Method for delaying absorption: pH sustained preparations
Drugs manufactured to withstand very low pH in order to control rate of absorption to stay within therapeutic window
Method for delaying absorption: patient controlled administration (PCA)
Pts self-administer medication at a predetermined dose.
Bioavailability
Fraction of administered drug that reaches systemic circulation. Compare to plasma levels of drug when given IV.
Factors influencing bioavailability: 1st pass hepatic metabolism
Drug rapidly metabolized in liver during first pass, amt of drug to gain systemic circ access decreased.
Factors influencing bioavailability: solubility of drug
Very hydrophilic drugs poorly absorbed b/c can’t cross cell membrane. Very hydrophobic drugs poorly absorbed b/c can’t gain access to cell surface. Optimal: drug that is mostly hydrophobic but still some solubility in aqueous solutions.

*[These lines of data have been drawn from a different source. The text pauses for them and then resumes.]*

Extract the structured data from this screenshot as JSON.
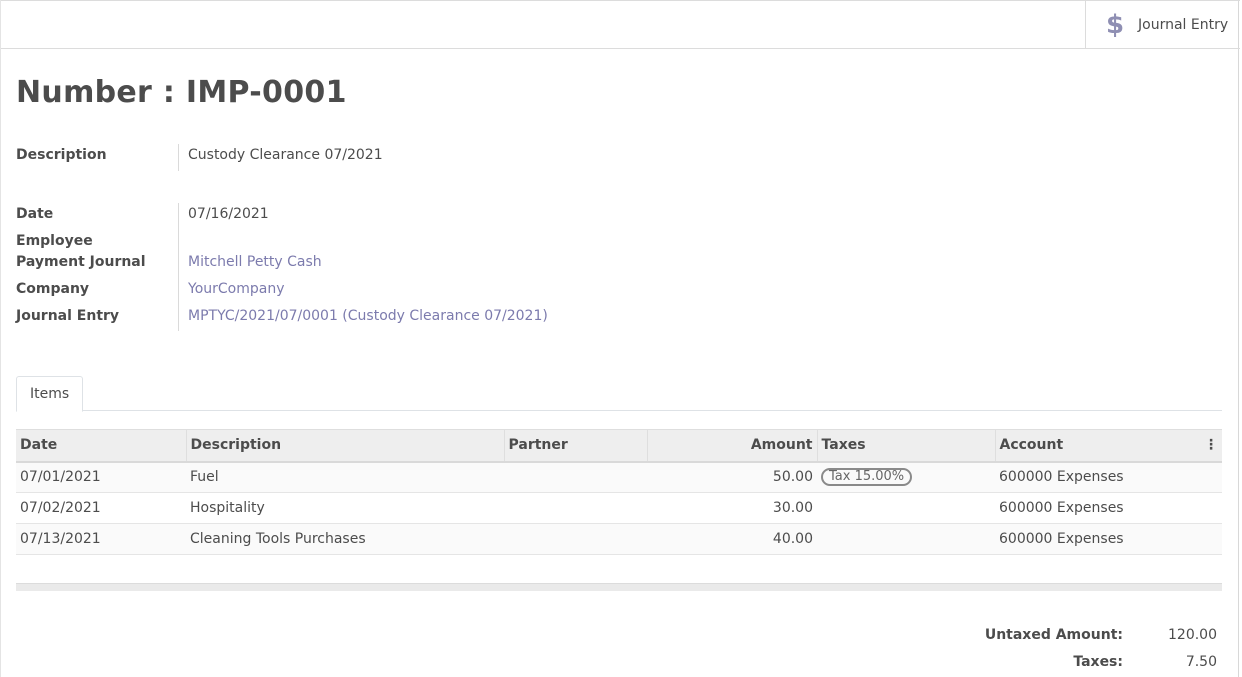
{
  "smart_button": {
    "icon": "dollar-icon",
    "label": "Journal Entry"
  },
  "title": "Number : IMP-0001",
  "fields": {
    "description": {
      "label": "Description",
      "value": "Custody Clearance 07/2021"
    },
    "date": {
      "label": "Date",
      "value": "07/16/2021"
    },
    "employee": {
      "label": "Employee",
      "value": ""
    },
    "payment_journal": {
      "label": "Payment Journal",
      "value": "Mitchell Petty Cash"
    },
    "company": {
      "label": "Company",
      "value": "YourCompany"
    },
    "journal_entry": {
      "label": "Journal Entry",
      "value": "MPTYC/2021/07/0001 (Custody Clearance 07/2021)"
    }
  },
  "tabs": [
    {
      "label": "Items"
    }
  ],
  "table": {
    "columns": [
      "Date",
      "Description",
      "Partner",
      "Amount",
      "Taxes",
      "Account"
    ],
    "rows": [
      {
        "date": "07/01/2021",
        "description": "Fuel",
        "partner": "",
        "amount": "50.00",
        "taxes": "Tax 15.00%",
        "account": "600000 Expenses"
      },
      {
        "date": "07/02/2021",
        "description": "Hospitality",
        "partner": "",
        "amount": "30.00",
        "taxes": "",
        "account": "600000 Expenses"
      },
      {
        "date": "07/13/2021",
        "description": "Cleaning Tools Purchases",
        "partner": "",
        "amount": "40.00",
        "taxes": "",
        "account": "600000 Expenses"
      }
    ]
  },
  "totals": {
    "untaxed_label": "Untaxed Amount:",
    "untaxed_value": "120.00",
    "taxes_label": "Taxes:",
    "taxes_value": "7.50"
  },
  "colors": {
    "link": "#7c7bad",
    "icon": "#8f8fb3"
  }
}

Factors influencing bioavailability: chemical instability
Some drugs unstable in gastric pH.
Factors influencing bioavailability: nature of drug formulation
Factors that influence ease of dissolution and thus alter absorption; particle size, salt form, enteric coatings, etc.
Difference between plasma conc curve: IV/IM/oral
IV: high peak, IM: med peak, oral: low peak
Loading dose
Single dose of drug given to elevate plasma levels to steady state.
Changes in stomach pH and affect on absorption of acidic and basic drugs
Acidic drugs: like to be absorbed in stomach (pH 1-2). If pH lowered in stomach, acidic drugs like. If raised (with meal) then it don’t like. Basic drugs: like to be absorbed in SI (pH 3-6). If pH raised in stomach, may be absorbed there.